# MOI ! x



## Guest (Apr 14, 2005)

hey been reading this board for a while now n thot it was time to introduce myself n say hello. been going to the gym for 8 months now.

r u lot planning on adding a female section???


----------



## TheGuvnor1466867923 (Apr 11, 2005)

hi, welcome to a wicked site, good to have a new member.
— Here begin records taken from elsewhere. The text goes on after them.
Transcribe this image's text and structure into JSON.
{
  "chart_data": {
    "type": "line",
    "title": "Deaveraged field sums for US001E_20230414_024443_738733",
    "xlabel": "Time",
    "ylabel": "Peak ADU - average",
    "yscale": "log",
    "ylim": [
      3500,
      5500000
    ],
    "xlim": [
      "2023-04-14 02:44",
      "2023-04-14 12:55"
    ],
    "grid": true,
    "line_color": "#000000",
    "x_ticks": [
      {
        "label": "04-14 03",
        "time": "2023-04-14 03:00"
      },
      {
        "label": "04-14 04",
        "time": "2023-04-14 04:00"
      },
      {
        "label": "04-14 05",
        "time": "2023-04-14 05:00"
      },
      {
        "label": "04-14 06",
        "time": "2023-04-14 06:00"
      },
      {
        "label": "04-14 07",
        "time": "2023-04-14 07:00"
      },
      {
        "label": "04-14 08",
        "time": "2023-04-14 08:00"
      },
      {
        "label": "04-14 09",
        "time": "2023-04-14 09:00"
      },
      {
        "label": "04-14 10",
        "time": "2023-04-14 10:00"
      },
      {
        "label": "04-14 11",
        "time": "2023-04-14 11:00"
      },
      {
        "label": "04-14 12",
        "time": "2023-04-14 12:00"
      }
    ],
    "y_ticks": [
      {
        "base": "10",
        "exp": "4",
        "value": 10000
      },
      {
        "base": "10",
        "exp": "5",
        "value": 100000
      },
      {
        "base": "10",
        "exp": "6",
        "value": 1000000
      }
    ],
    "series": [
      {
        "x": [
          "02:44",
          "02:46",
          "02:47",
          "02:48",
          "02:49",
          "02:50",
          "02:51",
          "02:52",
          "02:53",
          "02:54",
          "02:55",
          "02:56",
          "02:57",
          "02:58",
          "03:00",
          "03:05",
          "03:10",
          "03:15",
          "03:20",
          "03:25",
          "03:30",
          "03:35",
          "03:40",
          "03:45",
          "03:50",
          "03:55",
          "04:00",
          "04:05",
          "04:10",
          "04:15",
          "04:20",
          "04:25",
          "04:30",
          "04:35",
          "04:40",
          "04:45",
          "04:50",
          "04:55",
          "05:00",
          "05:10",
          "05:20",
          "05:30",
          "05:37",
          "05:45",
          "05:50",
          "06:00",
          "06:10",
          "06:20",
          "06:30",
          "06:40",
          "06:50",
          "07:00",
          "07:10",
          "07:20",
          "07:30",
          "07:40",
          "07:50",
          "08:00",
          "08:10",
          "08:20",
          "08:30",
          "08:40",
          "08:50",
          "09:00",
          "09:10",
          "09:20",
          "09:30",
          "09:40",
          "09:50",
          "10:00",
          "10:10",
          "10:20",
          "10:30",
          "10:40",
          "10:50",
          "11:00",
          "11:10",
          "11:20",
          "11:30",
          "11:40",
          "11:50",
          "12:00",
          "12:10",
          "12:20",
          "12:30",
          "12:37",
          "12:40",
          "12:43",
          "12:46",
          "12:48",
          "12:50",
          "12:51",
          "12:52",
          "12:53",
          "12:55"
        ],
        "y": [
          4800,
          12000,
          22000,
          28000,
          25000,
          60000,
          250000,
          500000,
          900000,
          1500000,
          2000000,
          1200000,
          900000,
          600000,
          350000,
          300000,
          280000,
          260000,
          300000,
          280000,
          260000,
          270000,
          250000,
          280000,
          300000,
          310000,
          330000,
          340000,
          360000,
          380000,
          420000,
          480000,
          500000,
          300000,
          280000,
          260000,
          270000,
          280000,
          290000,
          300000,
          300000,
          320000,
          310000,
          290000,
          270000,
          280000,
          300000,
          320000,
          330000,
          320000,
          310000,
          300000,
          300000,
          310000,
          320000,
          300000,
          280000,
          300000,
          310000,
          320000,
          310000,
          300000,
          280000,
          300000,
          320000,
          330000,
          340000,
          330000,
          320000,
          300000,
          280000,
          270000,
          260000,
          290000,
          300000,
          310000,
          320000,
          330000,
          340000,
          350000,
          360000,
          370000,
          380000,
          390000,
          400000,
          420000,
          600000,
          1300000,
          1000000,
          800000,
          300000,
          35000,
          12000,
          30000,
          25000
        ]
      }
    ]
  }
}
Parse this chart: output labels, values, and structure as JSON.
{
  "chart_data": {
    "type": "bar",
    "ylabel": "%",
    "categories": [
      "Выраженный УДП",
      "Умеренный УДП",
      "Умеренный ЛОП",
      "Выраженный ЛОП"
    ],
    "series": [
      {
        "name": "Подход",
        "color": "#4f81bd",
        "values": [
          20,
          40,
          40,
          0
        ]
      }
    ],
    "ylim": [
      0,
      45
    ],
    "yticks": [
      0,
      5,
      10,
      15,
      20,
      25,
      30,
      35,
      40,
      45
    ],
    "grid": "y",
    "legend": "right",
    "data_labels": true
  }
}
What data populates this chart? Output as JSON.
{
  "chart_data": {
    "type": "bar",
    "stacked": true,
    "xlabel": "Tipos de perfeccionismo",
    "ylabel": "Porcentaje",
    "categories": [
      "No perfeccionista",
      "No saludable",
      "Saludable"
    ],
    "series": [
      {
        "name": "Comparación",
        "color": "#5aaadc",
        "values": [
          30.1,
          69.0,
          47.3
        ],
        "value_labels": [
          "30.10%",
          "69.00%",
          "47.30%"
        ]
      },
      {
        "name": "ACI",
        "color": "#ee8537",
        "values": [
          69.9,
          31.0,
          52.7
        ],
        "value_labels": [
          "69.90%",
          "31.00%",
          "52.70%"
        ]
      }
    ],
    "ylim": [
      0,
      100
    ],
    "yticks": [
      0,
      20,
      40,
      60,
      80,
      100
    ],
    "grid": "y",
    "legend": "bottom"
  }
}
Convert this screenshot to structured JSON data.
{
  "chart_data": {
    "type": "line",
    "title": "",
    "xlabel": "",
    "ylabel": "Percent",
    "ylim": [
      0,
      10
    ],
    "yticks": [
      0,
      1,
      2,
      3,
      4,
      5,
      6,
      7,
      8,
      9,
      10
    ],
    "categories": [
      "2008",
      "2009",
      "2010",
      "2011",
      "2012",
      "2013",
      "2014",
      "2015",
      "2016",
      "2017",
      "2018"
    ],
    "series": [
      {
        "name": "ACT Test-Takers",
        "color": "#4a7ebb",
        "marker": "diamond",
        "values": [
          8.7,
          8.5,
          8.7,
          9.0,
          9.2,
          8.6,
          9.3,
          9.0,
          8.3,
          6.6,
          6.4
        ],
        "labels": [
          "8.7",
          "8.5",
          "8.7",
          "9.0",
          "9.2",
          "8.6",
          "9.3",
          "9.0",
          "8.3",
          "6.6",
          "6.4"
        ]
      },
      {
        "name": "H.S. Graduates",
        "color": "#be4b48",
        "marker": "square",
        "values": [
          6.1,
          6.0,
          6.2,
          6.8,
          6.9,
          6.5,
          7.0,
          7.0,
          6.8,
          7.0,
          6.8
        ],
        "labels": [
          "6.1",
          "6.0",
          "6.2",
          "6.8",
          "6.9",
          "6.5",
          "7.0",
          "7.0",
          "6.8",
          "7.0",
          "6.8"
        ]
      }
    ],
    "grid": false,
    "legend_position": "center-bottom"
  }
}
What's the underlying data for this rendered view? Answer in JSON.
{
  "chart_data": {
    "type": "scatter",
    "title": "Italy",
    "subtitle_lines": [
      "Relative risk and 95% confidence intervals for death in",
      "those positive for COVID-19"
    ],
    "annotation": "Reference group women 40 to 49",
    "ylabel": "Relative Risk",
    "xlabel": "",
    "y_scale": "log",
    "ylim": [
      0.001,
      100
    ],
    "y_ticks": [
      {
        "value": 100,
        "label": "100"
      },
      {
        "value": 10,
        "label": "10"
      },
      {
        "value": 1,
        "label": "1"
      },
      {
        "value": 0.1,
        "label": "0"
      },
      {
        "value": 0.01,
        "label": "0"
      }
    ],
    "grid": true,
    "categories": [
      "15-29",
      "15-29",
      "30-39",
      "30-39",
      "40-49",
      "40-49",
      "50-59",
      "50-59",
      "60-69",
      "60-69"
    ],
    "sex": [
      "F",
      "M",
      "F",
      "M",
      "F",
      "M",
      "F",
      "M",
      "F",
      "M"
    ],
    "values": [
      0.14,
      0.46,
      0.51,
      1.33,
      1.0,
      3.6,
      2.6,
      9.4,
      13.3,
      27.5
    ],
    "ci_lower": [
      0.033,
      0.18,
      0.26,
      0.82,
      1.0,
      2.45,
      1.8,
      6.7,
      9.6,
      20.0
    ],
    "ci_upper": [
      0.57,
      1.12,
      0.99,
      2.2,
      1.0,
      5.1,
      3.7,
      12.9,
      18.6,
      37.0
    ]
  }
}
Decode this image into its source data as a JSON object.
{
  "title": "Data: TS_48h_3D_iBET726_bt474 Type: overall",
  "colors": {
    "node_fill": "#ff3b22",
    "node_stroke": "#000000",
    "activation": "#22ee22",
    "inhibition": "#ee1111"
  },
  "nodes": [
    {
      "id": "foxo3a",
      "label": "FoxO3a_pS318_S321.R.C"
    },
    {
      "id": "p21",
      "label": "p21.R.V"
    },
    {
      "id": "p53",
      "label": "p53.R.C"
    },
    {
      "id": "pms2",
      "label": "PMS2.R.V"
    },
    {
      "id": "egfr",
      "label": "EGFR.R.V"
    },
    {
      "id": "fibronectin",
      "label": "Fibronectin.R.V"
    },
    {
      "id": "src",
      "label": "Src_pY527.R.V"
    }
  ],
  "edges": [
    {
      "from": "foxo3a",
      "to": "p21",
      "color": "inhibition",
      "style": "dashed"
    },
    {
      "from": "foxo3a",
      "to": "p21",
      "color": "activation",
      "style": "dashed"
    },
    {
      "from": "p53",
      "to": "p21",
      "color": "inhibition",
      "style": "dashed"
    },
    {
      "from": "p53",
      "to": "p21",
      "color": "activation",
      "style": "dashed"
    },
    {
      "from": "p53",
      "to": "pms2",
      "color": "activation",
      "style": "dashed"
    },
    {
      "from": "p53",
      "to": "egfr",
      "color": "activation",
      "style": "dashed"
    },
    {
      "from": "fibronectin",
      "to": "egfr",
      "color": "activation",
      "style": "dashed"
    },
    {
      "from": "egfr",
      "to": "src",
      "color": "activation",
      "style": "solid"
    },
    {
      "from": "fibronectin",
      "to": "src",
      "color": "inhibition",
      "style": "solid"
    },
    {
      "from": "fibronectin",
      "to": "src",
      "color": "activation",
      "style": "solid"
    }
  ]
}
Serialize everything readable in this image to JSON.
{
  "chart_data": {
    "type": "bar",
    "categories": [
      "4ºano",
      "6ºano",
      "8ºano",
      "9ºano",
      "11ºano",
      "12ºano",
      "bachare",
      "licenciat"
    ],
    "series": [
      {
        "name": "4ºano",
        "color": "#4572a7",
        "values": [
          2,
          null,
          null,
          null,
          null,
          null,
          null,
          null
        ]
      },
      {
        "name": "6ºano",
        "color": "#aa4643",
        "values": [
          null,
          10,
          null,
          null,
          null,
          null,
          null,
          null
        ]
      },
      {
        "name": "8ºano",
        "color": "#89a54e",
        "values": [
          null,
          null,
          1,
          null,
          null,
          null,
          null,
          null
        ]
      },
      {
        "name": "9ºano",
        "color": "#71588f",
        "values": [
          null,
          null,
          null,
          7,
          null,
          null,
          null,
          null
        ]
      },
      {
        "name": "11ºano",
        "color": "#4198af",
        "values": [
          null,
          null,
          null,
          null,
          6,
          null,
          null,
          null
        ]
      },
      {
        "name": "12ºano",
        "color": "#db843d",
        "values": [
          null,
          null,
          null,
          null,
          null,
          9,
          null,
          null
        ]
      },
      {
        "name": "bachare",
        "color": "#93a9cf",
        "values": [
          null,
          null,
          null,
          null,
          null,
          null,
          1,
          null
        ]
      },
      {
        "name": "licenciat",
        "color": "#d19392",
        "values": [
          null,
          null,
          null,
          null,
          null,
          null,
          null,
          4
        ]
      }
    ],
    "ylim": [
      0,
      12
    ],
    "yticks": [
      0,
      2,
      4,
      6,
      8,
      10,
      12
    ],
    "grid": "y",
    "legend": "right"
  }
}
As for the female forum, i think sum1 mentioned the idea a while ago, aint heard owt since, steves the man to answer that. :wink: kev


----------



## Guest (Apr 15, 2005)

welcome to the board biatch 

good to have a female here.

we did used to have a female section, but no one ever used it :lol:

feel free to stick about and contribute to the discussions though.


----------



## Guest (Apr 15, 2005)

welcome nice to have a female in our presents


----------



## Stu21Ldn (Mar 17, 2005)

welcome


----------



## Guest (Apr 15, 2005)

Welcome


----------



## Guest (Apr 15, 2005)

welcome


----------



## Guest (Apr 16, 2005)

thanx for the welcome guys, like i say ive been going to the gym for a few months now. started going to loose some bodyfat and improve my general fitness. kinda gettin hooked tho, lol. ive just changed my routine and my diet and im lookin to join a new gym in August as i dont feel i will achieve my new goals at my present one. been reading up on a lot, im just learning at the mo so hope u lot wont laugh if i seem to ask stoopid questions.


----------



## Guest (Apr 16, 2005)

hello and welcome 

Sam


----------



## Guest (Apr 16, 2005)

dont worry about asking stupid question i do that everyday :lol:


----------



## themule (Feb 26, 2004)

Welcome to the board biatch, who knows you maybe the one that sparks off, a return of the elusive female section. Enjoy the forums.

Dave.


----------



## LM6000 (Mar 14, 2005)

Hi Biatch,

Nice user name...it's what I call my training partner! : )

Don't sweat about asking 'stupid' questions, you won't get flamed here!

As the rest of guys have said it's good to have a lady on the board.


----------



## Guest (Apr 16, 2005)

> as i dont feel i will achieve my new goals at my present one


whats the one you train at then, like fitness first or something??

post them questions away


----------



## Guest (Apr 16, 2005)

the gym im at the now is an independant one, would be ok if it wasnt for "the old dears", "the o no ive got a hair out of place/i cant sweat or my make-up will run","i take longer between sets than i do working them" types. AAAAARRRRRRRGGGGGGGGGHHHHHHHHHHHH it's so fuggin frustratin, lol. but hey im gettin there slowly but surely. ive been to look at a few other gyms n theres a couple i think i'll like so im gonnae see if i can get a weeks trial at them over the summer hols.


----------



## Guest (Apr 16, 2005)

hi nice to have you on board, am new myself to this place and like urself had bn readin for a while. u'll find class topics and fast responses from these guys, they know their stuff!


----------



## Guest (Apr 16, 2005)

welcome


----------



## Guest (Apr 21, 2005)

Aww fankoo for the welcome, i feel at home now, lol.


----------